Another promising area for RFID is clinical trials where cost savings are magnified because of the overwhelming expense of trial execution. RFID, by reducing data errors and stock-outs, has the potential to reduce clinical trial duration by approximately 5%; since any time that can be cut off that trial saves almost $700,000 per day, savings can be substantial.
RFID can be used in two distinct areas of clinical trials. The most practical application and easiest to implement is the inventory control operation: tracking batches of materials and formulations, making sure the proper amount of materials is supplied, and ensuring that supplies are stored at the right temperature in a suitable environment.
The second aspect where RFID could play an even greater role is clinical. RFID tags placed on labels could record drugs and placebos given to trial participants and eventually track when drugs are taken. This is important because the time in which a drug is taken can make or break a clinical trial’s success. Currently, the downside to using RFID at the trial-participant level is that each subject needs a reader. As the price of readers moves downward this will become more feasible. (Readers have been reduced from over $1,000 to just about $200; further drops are expected.)
RFID technologies could have a positive impact on sample distribution as well. Distribution of samples has been estimated at $730 million annually for a large manufacturer. Once a sample leaves the sales rep’s hands and goes into a physician’s sample closet, most companies do not have an efficient way to track it. With most physicians’ offices limiting access to physicians and the sample closet, tracking what is in the closet is difficult.
A RFID reader in the sample closet would regularly report the contents of the closet and the type and quantity of tagged samples that have crossed the closet threshold. This data would feed into a database at the biopharma’s headquarters so that the company has knowledge of how rapidly specific samples are used. The savings the industry could gain from implementation of RFID for sample management and distribution are estimated at $12.7 billion.
Return on Investment
The return on investment with RFID is fairly easy to visualize. The system will initially cost anywhere from $10 to $15 million including readers, software, and implementation. Annual cost will likely start at $20–40 million depending on inventory size but will probably drop to $8–20 million annually as tag costs decline.
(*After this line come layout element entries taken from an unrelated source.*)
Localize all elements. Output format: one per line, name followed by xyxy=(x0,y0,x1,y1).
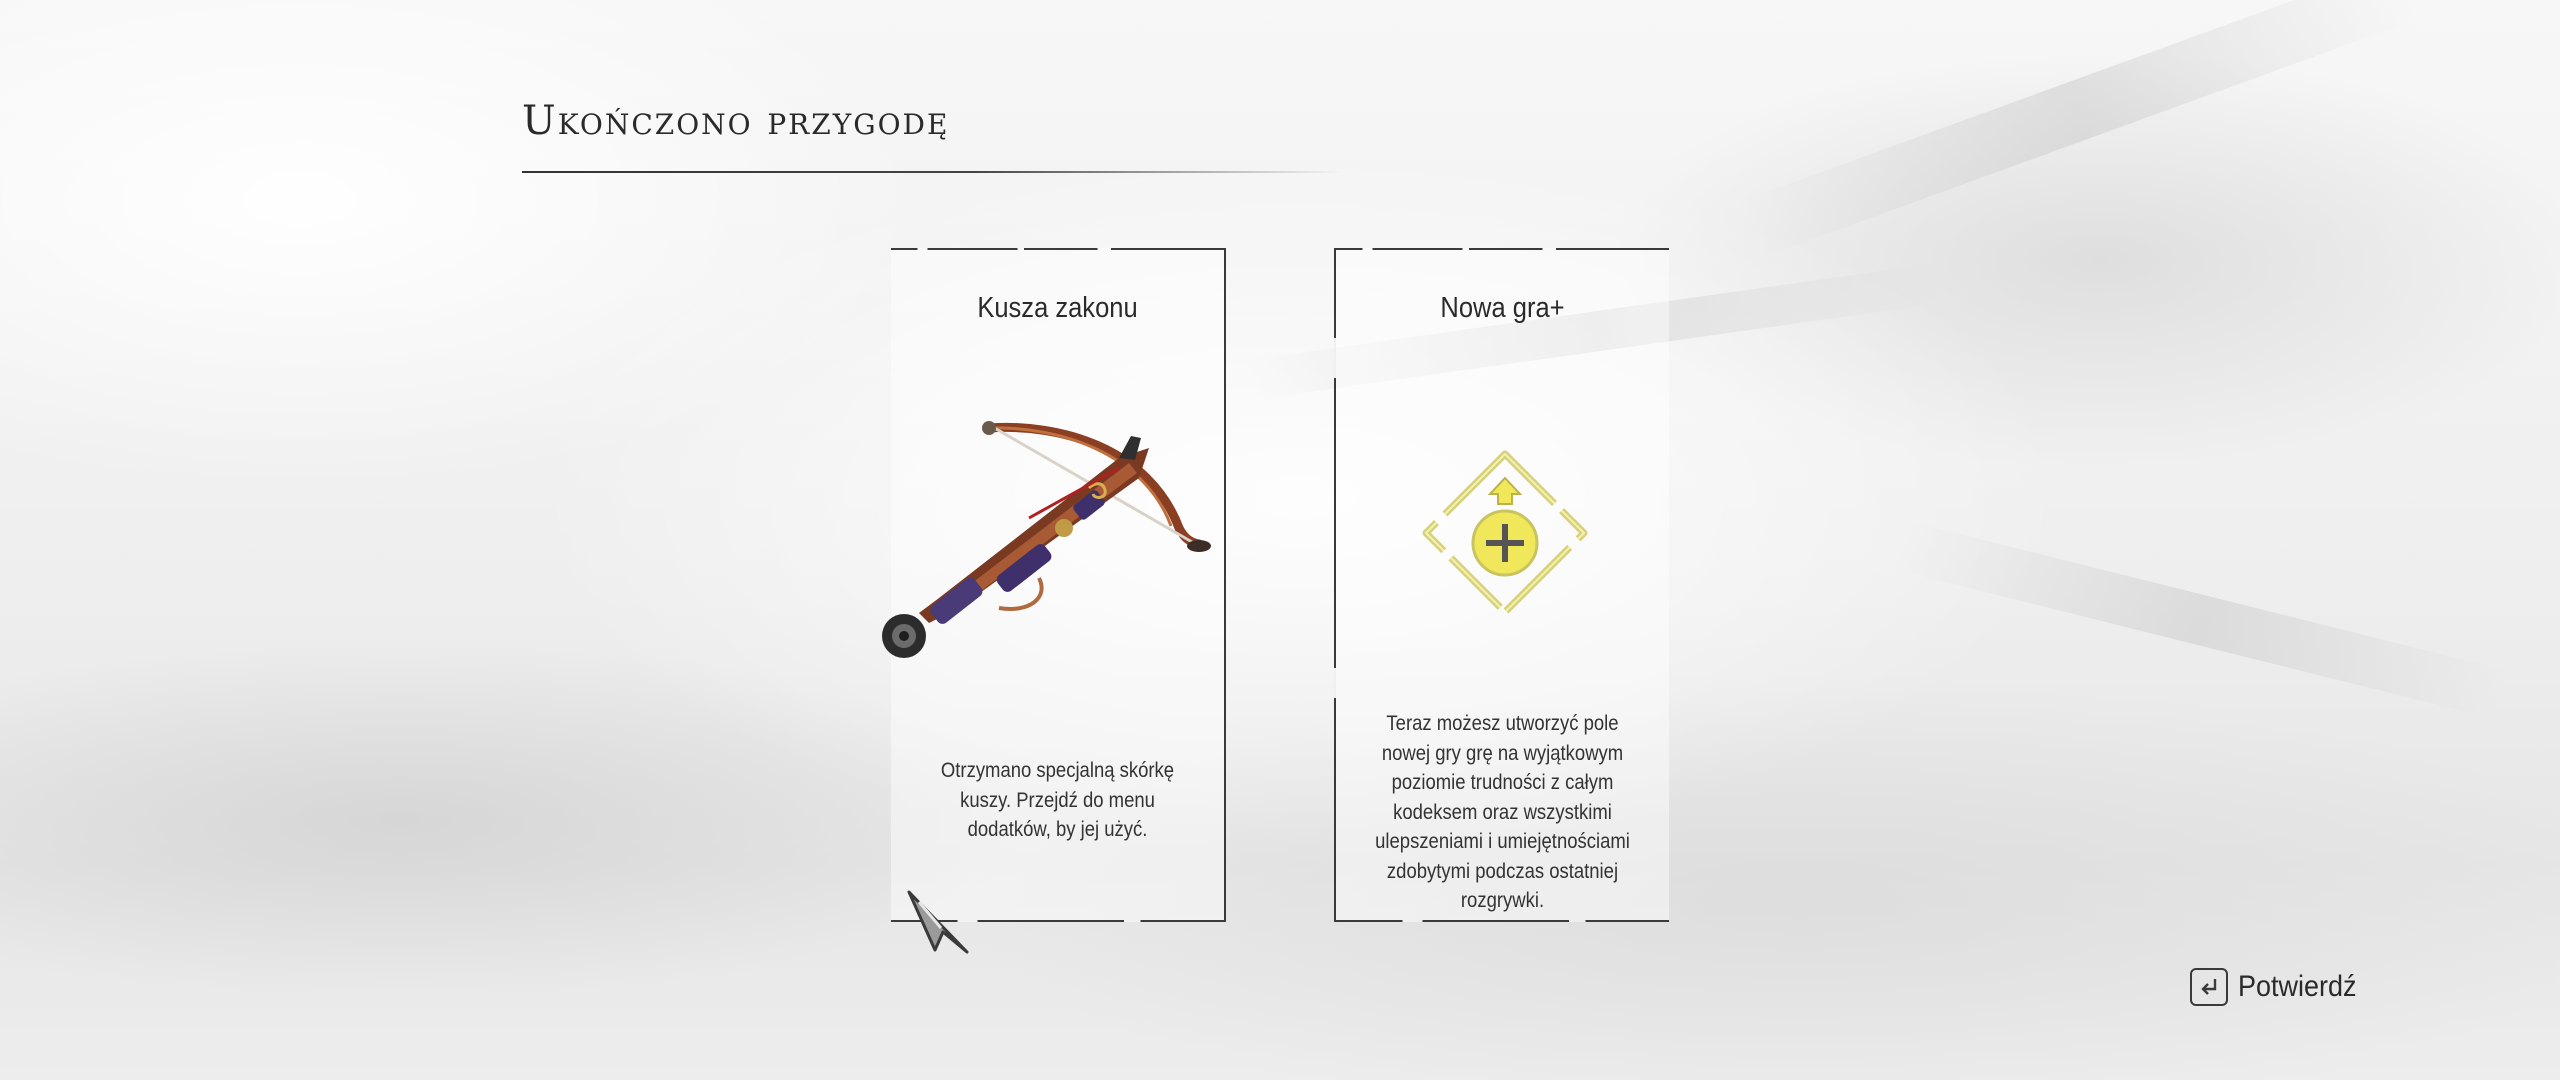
confirm-label: Potwierdź xyxy=(2238,970,2357,1003)
card-edge-break xyxy=(1334,668,1336,698)
page-title: Ukończono przygodę xyxy=(522,98,950,144)
title-divider xyxy=(522,171,1342,173)
card-description: Teraz możesz utworzyć pole nowej gry grę… xyxy=(1375,712,1630,912)
new-game-plus-icon xyxy=(1422,450,1588,616)
reward-card-crossbow[interactable]: Kusza zakonu Otrzymano specjalną skórkę … xyxy=(882,248,1226,922)
crossbow-icon xyxy=(882,421,1211,658)
card-title: Kusza zakonu xyxy=(977,292,1138,324)
enter-key-icon xyxy=(2190,968,2228,1006)
card-description: Otrzymano specjalną skórkę kuszy. Przejd… xyxy=(940,759,1175,841)
reward-card-new-game-plus[interactable]: Nowa gra+ Teraz możesz utworzyć pole now… xyxy=(1334,248,1669,922)
card-edge-break xyxy=(1334,338,1336,378)
mouse-cursor-icon xyxy=(907,890,969,954)
confirm-button[interactable]: Potwierdź xyxy=(2190,968,2370,1006)
card-title: Nowa gra+ xyxy=(1440,292,1565,324)
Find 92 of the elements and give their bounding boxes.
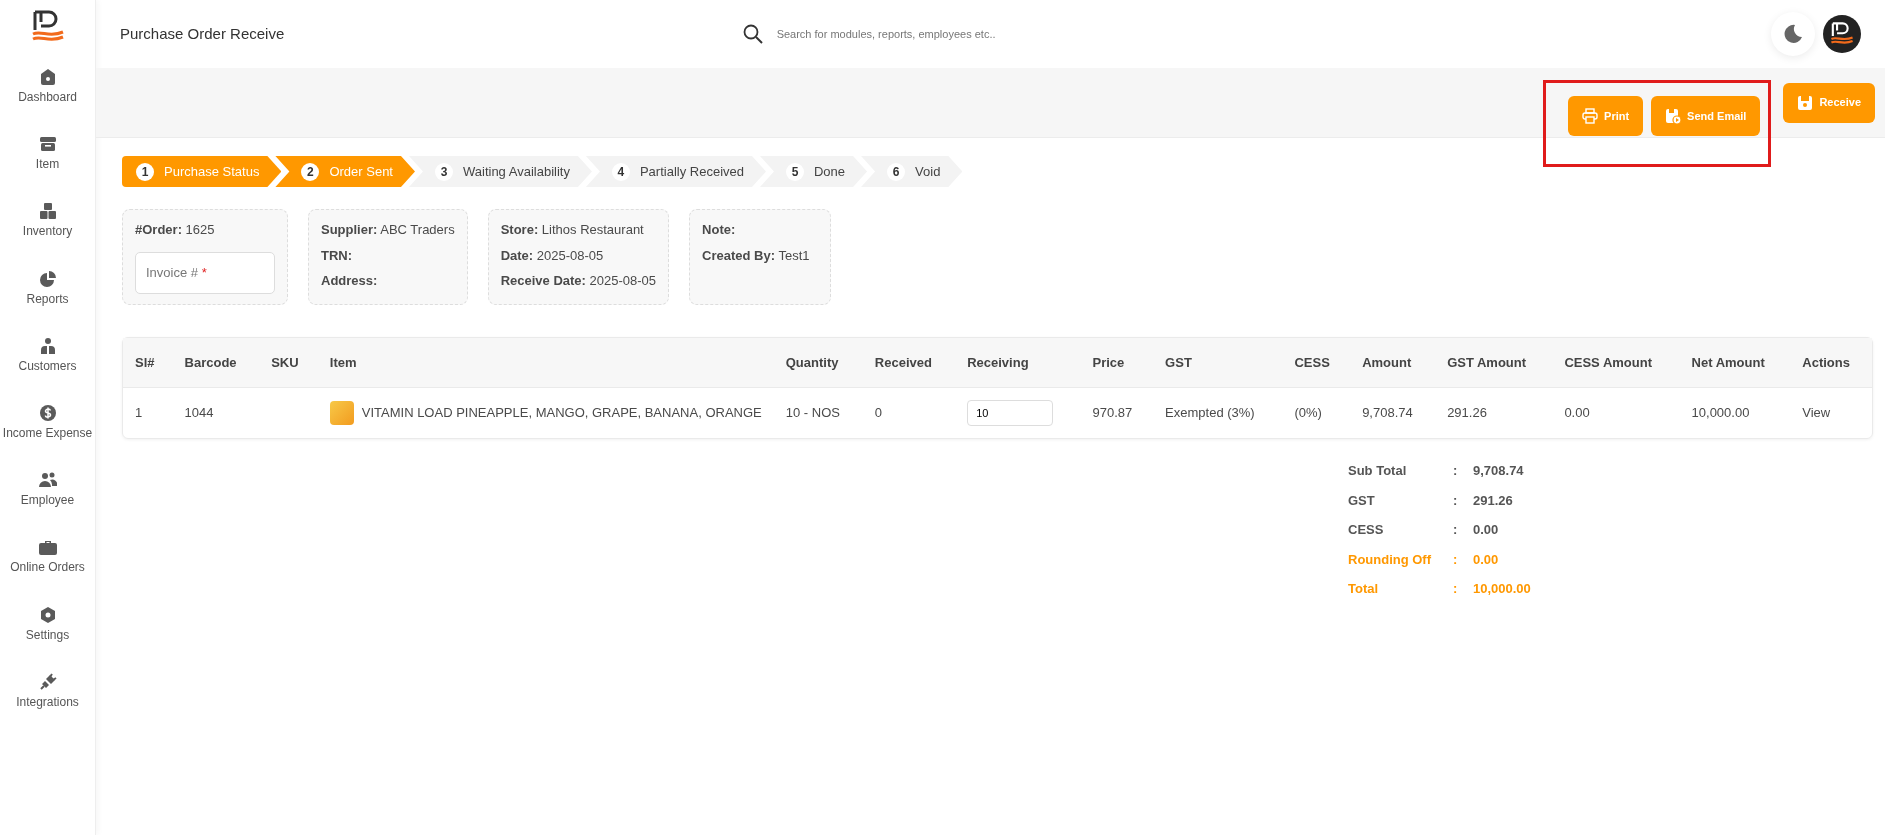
- total-label: GST: [1348, 491, 1376, 510]
- pie-chart-icon: [38, 269, 57, 288]
- total-value: 10,000.00: [1473, 580, 1532, 598]
- moon-icon: [1783, 24, 1803, 44]
- table-cell: Exempted (3%): [1165, 405, 1255, 421]
- total-value: 9,708.74: [1473, 462, 1525, 480]
- boxes-icon: [38, 202, 57, 221]
- sidebar-item[interactable]: Inventory: [1, 202, 94, 240]
- total-value: 0.00: [1473, 550, 1500, 569]
- product-thumbnail: [329, 401, 354, 425]
- table-cell: (0%): [1294, 405, 1322, 421]
- table-cell: 291.26: [1447, 405, 1487, 421]
- column-header: Receiving: [955, 337, 1081, 388]
- total-value: 0.00: [1473, 521, 1500, 539]
- column-header: Net Amount: [1679, 337, 1791, 388]
- total-separator: :: [1453, 580, 1459, 598]
- total-separator: :: [1453, 491, 1459, 510]
- step[interactable]: 2 Order Sent: [275, 156, 415, 187]
- total-label: Rounding Off: [1348, 550, 1433, 569]
- user-icon: [38, 336, 57, 355]
- floppy-icon: [1797, 94, 1814, 111]
- sidebar-item[interactable]: Customers: [1, 336, 94, 374]
- column-header: CESS Amount: [1552, 337, 1680, 388]
- sidebar-item[interactable]: Online Orders: [1, 538, 94, 576]
- archive-box-icon: [38, 135, 57, 154]
- info-field: #Order: 1625: [135, 220, 275, 240]
- users-icon: [38, 471, 57, 490]
- column-header: Quantity: [773, 337, 863, 388]
- column-header: GST: [1153, 337, 1283, 388]
- sidebar-item[interactable]: Employee: [1, 471, 94, 509]
- page-title: Purchase Order Receive: [120, 23, 285, 44]
- search-icon[interactable]: [742, 24, 763, 44]
- step[interactable]: 5 Done: [760, 156, 868, 187]
- total-label: Sub Total: [1348, 462, 1408, 480]
- receiving-input[interactable]: 10: [967, 400, 1054, 426]
- briefcase-icon: [38, 538, 57, 557]
- table-cell: 0.00: [1564, 405, 1590, 421]
- table-cell: 1: [135, 405, 143, 421]
- step[interactable]: 1 Purchase Status: [122, 156, 282, 187]
- table-cell: 10,000.00: [1691, 405, 1750, 421]
- sidebar-item[interactable]: Income Expense: [1, 403, 94, 442]
- sidebar-item[interactable]: Settings: [1, 605, 94, 643]
- table-cell: 9,708.74: [1362, 405, 1413, 421]
- info-field: Date: 2025-08-05: [500, 245, 657, 265]
- info-field: Created By: Test1: [702, 245, 819, 265]
- table-cell: 0: [874, 405, 883, 421]
- info-field: TRN:: [321, 245, 455, 265]
- invoice-field[interactable]: Invoice # *: [135, 251, 275, 294]
- info-field: Receive Date: 2025-08-05: [500, 271, 657, 291]
- total-separator: :: [1453, 550, 1459, 569]
- home-icon: [38, 68, 57, 86]
- step[interactable]: 6 Void: [861, 156, 963, 187]
- column-header: SKU: [259, 337, 318, 388]
- printer-icon: [1582, 108, 1599, 124]
- table-cell: 10 - NOS: [785, 405, 840, 421]
- view-link[interactable]: View: [1802, 405, 1831, 421]
- column-header: Barcode: [172, 337, 260, 388]
- info-field: Note:: [702, 220, 819, 240]
- column-header: Actions: [1790, 337, 1872, 388]
- plug-icon: [38, 672, 57, 691]
- hexagon-gear-icon: [38, 605, 57, 624]
- sidebar-item[interactable]: Item: [1, 135, 94, 173]
- column-header: Price: [1080, 337, 1154, 388]
- column-header: Amount: [1350, 337, 1436, 388]
- step[interactable]: 3 Waiting Availability: [409, 156, 592, 187]
- avatar-logo-button[interactable]: [1823, 15, 1861, 53]
- step[interactable]: 4 Partially Received: [585, 156, 766, 187]
- search-field[interactable]: Search for modules, reports, employees etc..: [774, 24, 1155, 44]
- sidebar-item[interactable]: Integrations: [1, 672, 94, 710]
- total-separator: :: [1453, 462, 1459, 480]
- info-field: Address:: [321, 271, 455, 291]
- info-field: Supplier: ABC Traders: [321, 220, 455, 240]
- column-header: GST Amount: [1435, 337, 1553, 388]
- column-header: Received: [862, 337, 956, 388]
- table-cell: 1044: [184, 405, 214, 421]
- floppy-send-icon: [1665, 108, 1682, 124]
- logo-icon: [30, 10, 65, 44]
- table-cell-text: VITAMIN LOAD PINEAPPLE, MANGO, GRAPE, BANANA, ORANGE: [361, 404, 762, 423]
- column-header: Sl#: [123, 337, 173, 388]
- total-separator: :: [1453, 521, 1459, 539]
- column-header: Item: [317, 337, 774, 388]
- sidebar-item[interactable]: Reports: [1, 269, 94, 307]
- info-field: Store: Lithos Restaurant: [500, 220, 657, 240]
- total-label: Total: [1348, 580, 1380, 598]
- logo-icon: [1830, 22, 1854, 46]
- column-header: CESS: [1282, 337, 1351, 388]
- table-cell: 970.87: [1092, 405, 1133, 421]
- total-label: CESS: [1348, 521, 1385, 539]
- theme-toggle-button[interactable]: [1771, 12, 1815, 56]
- sidebar-item[interactable]: Dashboard: [1, 68, 94, 106]
- total-value: 291.26: [1473, 491, 1514, 510]
- dollar-circle-icon: [38, 403, 57, 422]
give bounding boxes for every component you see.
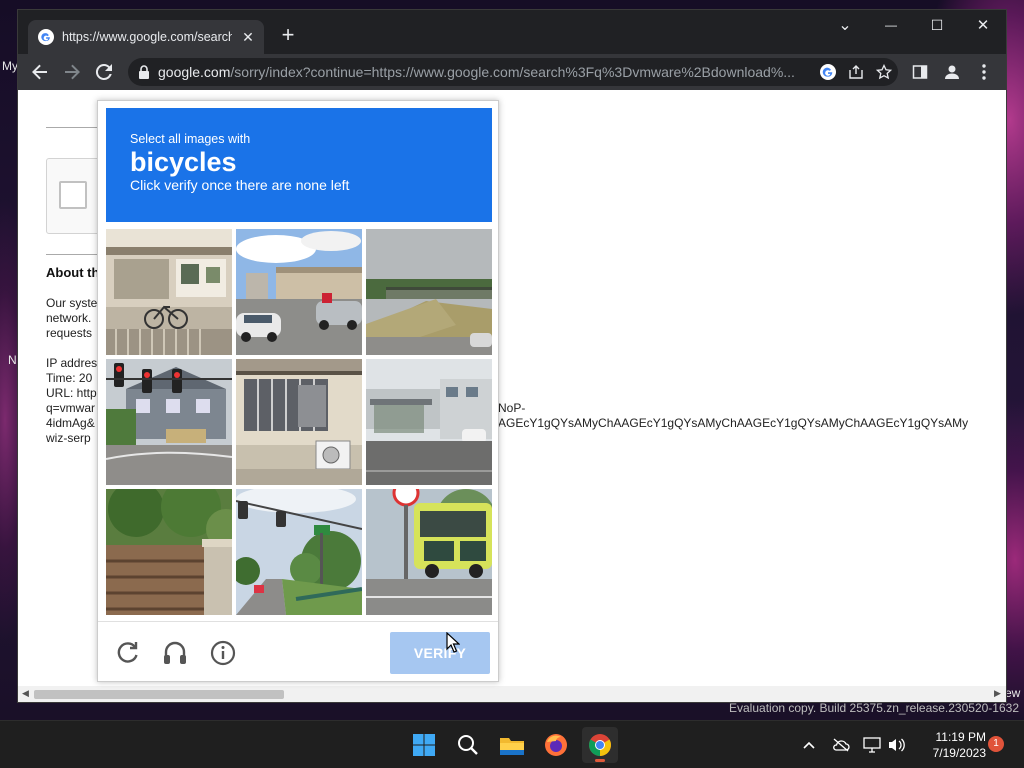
menu-button[interactable] (970, 58, 998, 86)
tab-title: https://www.google.com/search?q=vmware+d… (62, 30, 232, 44)
reload-icon (95, 63, 112, 80)
google-lens-icon[interactable] (814, 58, 842, 86)
clock-date: 7/19/2023 (932, 746, 986, 760)
captcha-header: Select all images with bicycles Click ve… (106, 108, 492, 222)
url-path: /sorry/index?continue=https://www.google… (230, 64, 795, 80)
captcha-image-grid (106, 229, 492, 615)
forward-arrow-icon (65, 64, 80, 80)
clock-time: 11:19 PM (935, 730, 986, 744)
back-arrow-icon (32, 64, 47, 80)
chrome-icon (589, 734, 611, 756)
tile-building-window[interactable] (236, 359, 362, 485)
firefox-button[interactable] (538, 727, 574, 763)
tile-bus[interactable] (366, 489, 492, 615)
tile-traffic-lights[interactable] (106, 359, 232, 485)
side-panel-icon (912, 65, 928, 79)
tile-storefront-bicycles[interactable] (106, 229, 232, 355)
minimize-button[interactable]: — (868, 10, 914, 40)
browser-toolbar: google.com/sorry/index?continue=https://… (18, 54, 1006, 90)
network-ethernet-icon[interactable] (862, 735, 882, 755)
page-body-text: network. (46, 311, 92, 325)
chrome-button[interactable] (582, 727, 618, 763)
url-label-text: URL: http (46, 386, 97, 400)
reload-button[interactable] (90, 58, 118, 86)
mouse-cursor-icon (446, 632, 460, 653)
captcha-challenge-dialog: Select all images with bicycles Click ve… (97, 100, 499, 682)
file-explorer-button[interactable] (494, 727, 530, 763)
evaluation-watermark: Evaluation copy. Build 25375.zn_release.… (729, 701, 1019, 715)
captcha-target-object: bicycles (130, 147, 237, 177)
address-bar[interactable]: google.com/sorry/index?continue=https://… (128, 58, 898, 86)
share-icon[interactable] (842, 58, 870, 86)
forward-button[interactable] (58, 58, 86, 86)
close-icon[interactable]: ✕ (240, 29, 256, 46)
title-bar[interactable]: https://www.google.com/search?q=vmware+d… (18, 10, 1006, 54)
url-text[interactable]: google.com/sorry/index?continue=https://… (158, 64, 814, 80)
start-button[interactable] (406, 727, 442, 763)
tile-bridge-overpass[interactable] (366, 229, 492, 355)
back-button[interactable] (26, 58, 54, 86)
windows-logo-icon (413, 734, 435, 756)
google-favicon-icon (38, 29, 54, 45)
scroll-right-arrow-icon[interactable]: ▶ (994, 688, 1001, 699)
captcha-prompt: Select all images with (130, 132, 251, 146)
captcha-footer: VERIFY (98, 621, 498, 682)
desktop-icon-label[interactable]: My (2, 59, 18, 73)
url-token-text: 4idmAg& (46, 416, 95, 430)
ip-address-text: IP addres (46, 356, 98, 370)
captcha-instruction: Click verify once there are none left (130, 177, 350, 193)
desktop-icon-label[interactable]: ew (1005, 686, 1020, 700)
lock-icon[interactable] (138, 65, 150, 79)
desktop-icon-label[interactable]: N (8, 353, 17, 367)
tile-road-trees[interactable] (236, 489, 362, 615)
url-host: google.com (158, 64, 231, 80)
tile-bus-shelter[interactable] (366, 359, 492, 485)
browser-tab[interactable]: https://www.google.com/search?q=vmware+d… (28, 20, 264, 54)
about-heading: About th (46, 265, 100, 280)
kebab-menu-icon (982, 64, 986, 80)
search-button[interactable] (450, 727, 486, 763)
show-hidden-icons-chevron-icon[interactable] (799, 735, 819, 755)
system-clock[interactable]: 11:19 PM 7/19/2023 (916, 729, 986, 761)
profile-avatar-icon (945, 65, 959, 79)
tile-fence-wall[interactable] (106, 489, 232, 615)
side-panel-button[interactable] (906, 58, 934, 86)
new-tab-button[interactable]: + (276, 24, 300, 48)
maximize-button[interactable]: ☐ (914, 10, 960, 40)
recaptcha-checkbox[interactable] (59, 181, 87, 209)
profile-button[interactable] (938, 58, 966, 86)
horizontal-scrollbar[interactable]: ◀ ▶ (18, 686, 1006, 702)
bookmark-star-icon[interactable] (870, 58, 898, 86)
scroll-left-arrow-icon[interactable]: ◀ (22, 688, 29, 699)
page-body-text: Our syste (46, 296, 98, 310)
url-overflow-text: NoP- (498, 401, 526, 415)
folder-icon (500, 738, 524, 755)
audio-challenge-headphones-icon[interactable] (160, 638, 190, 668)
page-body-text: requests (46, 326, 93, 340)
help-info-icon[interactable] (208, 638, 238, 668)
firefox-icon (545, 734, 567, 756)
search-icon (458, 735, 478, 755)
tab-search-chevron-icon[interactable]: ⌄ (822, 10, 868, 40)
verify-button[interactable]: VERIFY (390, 632, 490, 674)
close-window-button[interactable]: ✕ (960, 10, 1006, 40)
url-wiz-text: wiz-serp (46, 431, 91, 445)
url-query-text: q=vmwar (46, 401, 96, 415)
time-text: Time: 20 (46, 371, 93, 385)
notification-badge[interactable]: 1 (988, 736, 1004, 752)
active-app-indicator (595, 759, 605, 762)
tile-street-cars[interactable] (236, 229, 362, 355)
reload-challenge-icon[interactable] (112, 638, 142, 668)
volume-speaker-icon[interactable] (886, 735, 906, 755)
scrollbar-thumb[interactable] (34, 690, 284, 699)
url-overflow-text: AGEcY1gQYsAMyChAAGEcY1gQYsAMyChAAGEcY1gQ… (498, 416, 969, 430)
cloud-offline-icon[interactable] (831, 735, 851, 755)
taskbar: 11:19 PM 7/19/2023 (0, 720, 1024, 768)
On the flip side, benefits from inventory control could be in the $20–55 million range each year for a large manufacturer. This relies on reasonable estimates of inventory lost, stolen, or overstocked, and excludes the possibility that RFID implementation could eliminate wide-scale theft, prevent inventory spoilage, or help to avoid a lawsuit or regulatory headache, events which might drive savings far beyond estimates.
There are several major vendors in RFID technologies including well-known names such as Microsoft, Cisco, and Texas Instruments. However, the demand would seem to presage more competition, and further cost reductions are expected as competition in the market increases and as demand makes economies of scale possible.